Car le virus pourrait par exemple circuler par les canalisations, notamment d’eau potable. À Hong-Kong, un patient infecté et confiné dans son appartement aurait transmis le virus aux autres étages par les canalisations d’eau, d’une salle de bain à l’autre. Le 4 mars dernier, la revue américaine JAMA confirmait ces craintes, démontrant que les malades contaminaient largement leur environnement matériel, notamment les chambres à coucher et les salles d’eau. De nouvelles données inquiétantes, qui imposeraient de nouvelles mesures de sécurité, comme la consommation d’eaux minérales en bouteilles pour éviter la contamination via les services de distribution de l’eau dans les foyers.

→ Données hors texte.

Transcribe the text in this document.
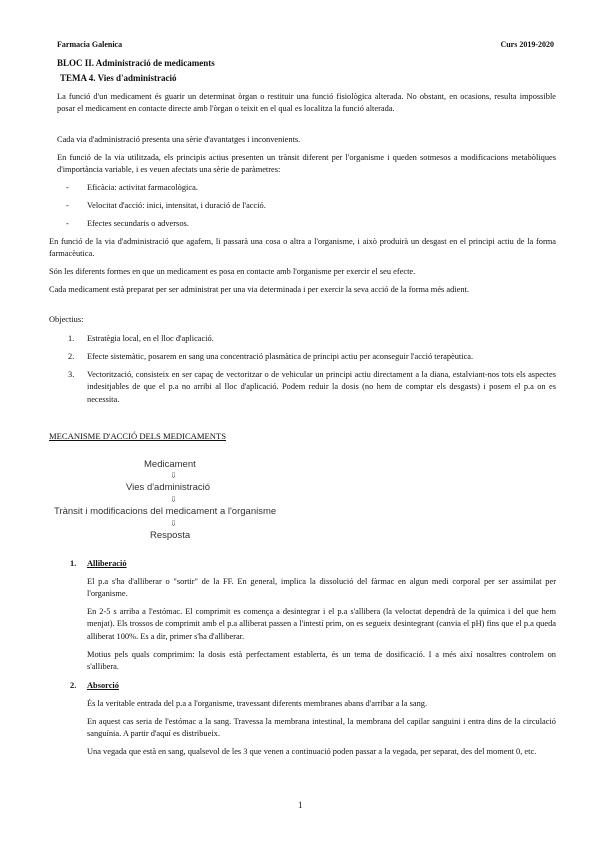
Farmacia Galenica	Curs 2019-2020
BLOC II. Administració de medicaments
TEMA 4. Vies d'administració
La funció d'un medicament és guarir un determinat òrgan o restituir una funció fisiològica alterada. No obstant, en ocasions, resulta impossible posar el medicament en contacte directe amb l'òrgan o teixit en el qual es localitza la funció alterada.
Cada via d'administració presenta una sèrie d'avantatges i inconvenients.
En funció de la via utilitzada, els principis actius presenten un trànsit diferent per l'organisme i queden sotmesos a modificacions metabòliques d'importància variable, i es veuen afectats una sèrie de paràmetres:
- Eficàcia: activitat farmacològica.
- Velocitat d'acció: inici, intensitat, i duració de l'acció.
- Efectes secundaris o adversos.
En funció de la via d'administració que agafem, li passarà una cosa o altra a l'organisme, i això produirà un desgast en el principi actiu de la forma farmacèutica.
Són les diferents formes en que un medicament es posa en contacte amb l'organisme per exercir el seu efecte.
Cada medicament està preparat per ser administrat per una via determinada i per exercir la seva acció de la forma més adient.
Objectius:
1. Estratègia local, en el lloc d'aplicació.
2. Efecte sistemàtic, posarem en sang una concentració plasmàtica de principi actiu per aconseguir l'acció terapèutica.
3. Vectorització, consisteix en ser capaç de vectoritzar o de vehicular un principi actiu directament a la diana, estalviant-nos tots els aspectes indesitjables de que el p.a no arribi al lloc d'aplicació. Podem reduir la dosis (no hem de comptar els desgasts) i posem el p.a on es necessita.
MECANISME D'ACCIÓ DELS MEDICAMENTS
Medicament
⇩
Vies d'administració
⇩
Trànsit i modificacions del medicament a l'organisme
⇩
Resposta
1. Alliberació
El p.a s'ha d'alliberar o "sortir" de la FF. En general, implica la dissolució del fàrmac en algun medi corporal per ser assimilat per l'organisme.
En 2-5 s arriba a l'estómac. El comprimit es comença a desintegrar i el p.a s'allibera (la veloctat dependrà de la química i del que hem menjat). Els trossos de comprimit amb el p.a alliberat passen a l'intestí prim, on es segueix desintegrant (canvia el pH) fins que el p.a queda alliberat 100%. Es a dir, primer s'ha d'alliberar.
Motius pels quals comprimim: la dosis està perfectament establerta, és un tema de dosificació. I a més així nosaltres controlem on s'allibera.
2. Absorció
És la veritable entrada del p.a a l'organisme, travessant diferents membranes abans d'arribar a la sang.
En aquest cas seria de l'estómac a la sang. Travessa la membrana intestinal, la membrana del capilar sanguini i entra dins de la circulació sanguínia. A partir d'aquí es distribueix.
Una vegada que està en sang, qualsevol de les 3 que venen a continuació poden passar a la vegada, per separat, des del moment 0, etc.
1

Si l’Italie n’a pas encore pris de mesure particulière en ce qui concerne les eaux minérales en bouteille, il est de plus en plus probable que le virus qui sévit dans la botte ai muté : selon les travaux de Massimo Galli, professeur et directeur de l’hôpital Sacco de Milan et laudia Balotta, professeure d’immunologie, une « variante italienne » du SARS-CoV-2 serait apparue dans la péninsule, dès le mois de janvier. Une mutation qui n’augmenterait pas le taux de mortalité, mais le taux de transmission et expliquerait ainsi l’explosion du nombre de cas.
Chez nos voisins italiens, le dispositif sanitaire mis en place, déjà en surchauffe, pourrait donc encore évoluer dans les prochaines semaines au sujet des recommandations pour limiter l’exceptionnelle propagation du coronavirus, par exemple en ce qui concerne les modes de consommation de l’eau potable.